2. Do not overstock (control stocking density)
The caretaker must provide the correct stocking density for the type and age of the birds as they grow into productive age. Overcrowding leads to competition for feed and water, resulting in outbreaks of diseases and stress.
3. Avoid multi-age flock production system
Farmers should manage birds of a single age on the same site. This is known as an 'all-in-all-out’ programme. Managing different ages near one another is a recipe for problems. It makes vaccination and cleaning difficult and less effective, leading to the use of antibiotics to control health-related issues.
4. Keep disease-resistant breeds
The use of slow-growing breeds like Kenbro that are disease-resistant is gaining currency in the market. These strains are bred to produce dual-purpose, black, red, brown, and barred feathered birds for free-range systems. Their parents are selected for growing ability, viability, and efficient egg production.

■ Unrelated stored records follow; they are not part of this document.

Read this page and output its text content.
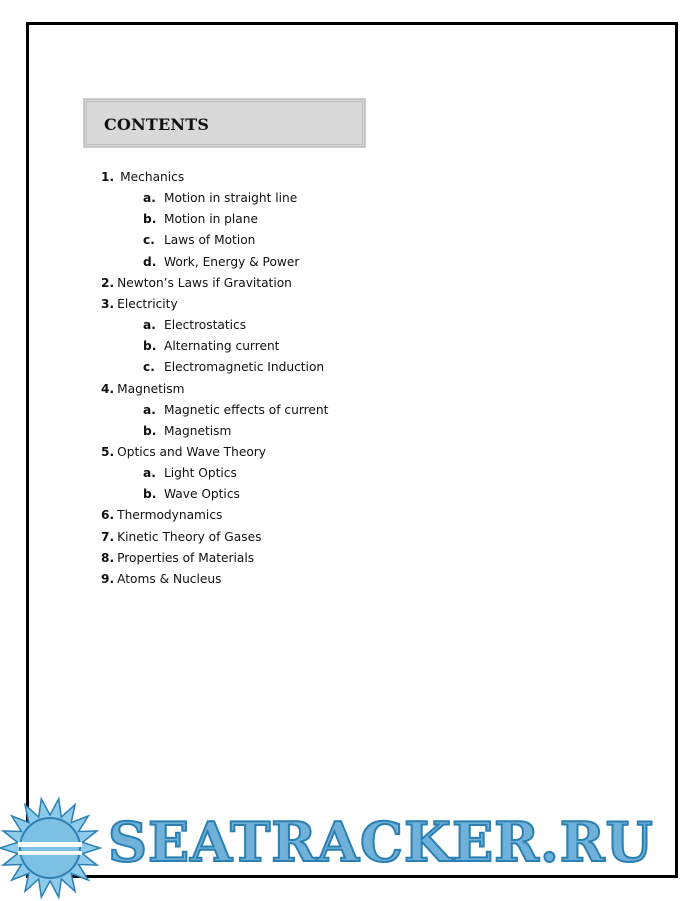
CONTENTS
1. Mechanics
a. Motion in straight line
b. Motion in plane
c. Laws of Motion
d. Work, Energy & Power
2. Newton’s Laws if Gravitation
3. Electricity
a. Electrostatics
b. Alternating current
c. Electromagnetic Induction
4. Magnetism
a. Magnetic effects of current
b. Magnetism
5. Optics and Wave Theory
a. Light Optics
b. Wave Optics
6. Thermodynamics
7. Kinetic Theory of Gases
8. Properties of Materials
9. Atoms & Nucleus
SEATRACKER.RU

5. Up your bio-security levels
Biosecurity involves putting in place measures to prevent disease-causing pathogens from entering the poultry coop. This can be done by creating barriers like fencing, showering and changing into clean uniforms and boots before flock visits.
6. Practice sound management skills
Stockmanship is the positive human interaction between the chickens and their environment with all the physical senses of feel, taste, smell, hear and sight. A good stockman will always be in tune with and aware of the flocks in their environment. Provide adequate nutrition, water, a comfortable environment, bedding and light for the optimal growth and development of the flock.
7. Vaccinate flocks accordingly
Vaccination prepares birds for a possible field challenge of disease by exposing them early to a similar form of the disease-causing organism (antigen). Vaccination programme varies with the type of bird and the region. Competent veterinary health experts should do the vaccination.
8. Use antibiotics on prescription only
If a disease occurs in a flock, veterinary help should be preferred, and a prescription done, after establishing the true nature of the disease by way of postmortem examination and microbiological analysis. Antibiotics should not be used as growth promoters or as preventive doses in the event of no clinical manifestation of a disease.
9. Cleaning and disinfection
This starts with a well-thought-out cleaning and disinfection process after the removal of the old litter. You must use plenty of water and detergent and follow with terminal disinfection with a potent disinfectant applied based on the manufacturer’s recommendations. Monitoring the effectiveness of cleaning and disinfection procedures ensures that chicks are placed in a clean environment and remain healthy and productive through depletion
10. Practice water acidification
Water is an essential element in nutrition, but it can also be a large source of infection and disease. Taking care of the water supply is vital for having a healthy and well-performing flock. Water should be acidified to PH 3.5-4.0 to achieve a low bacterial load in the gut.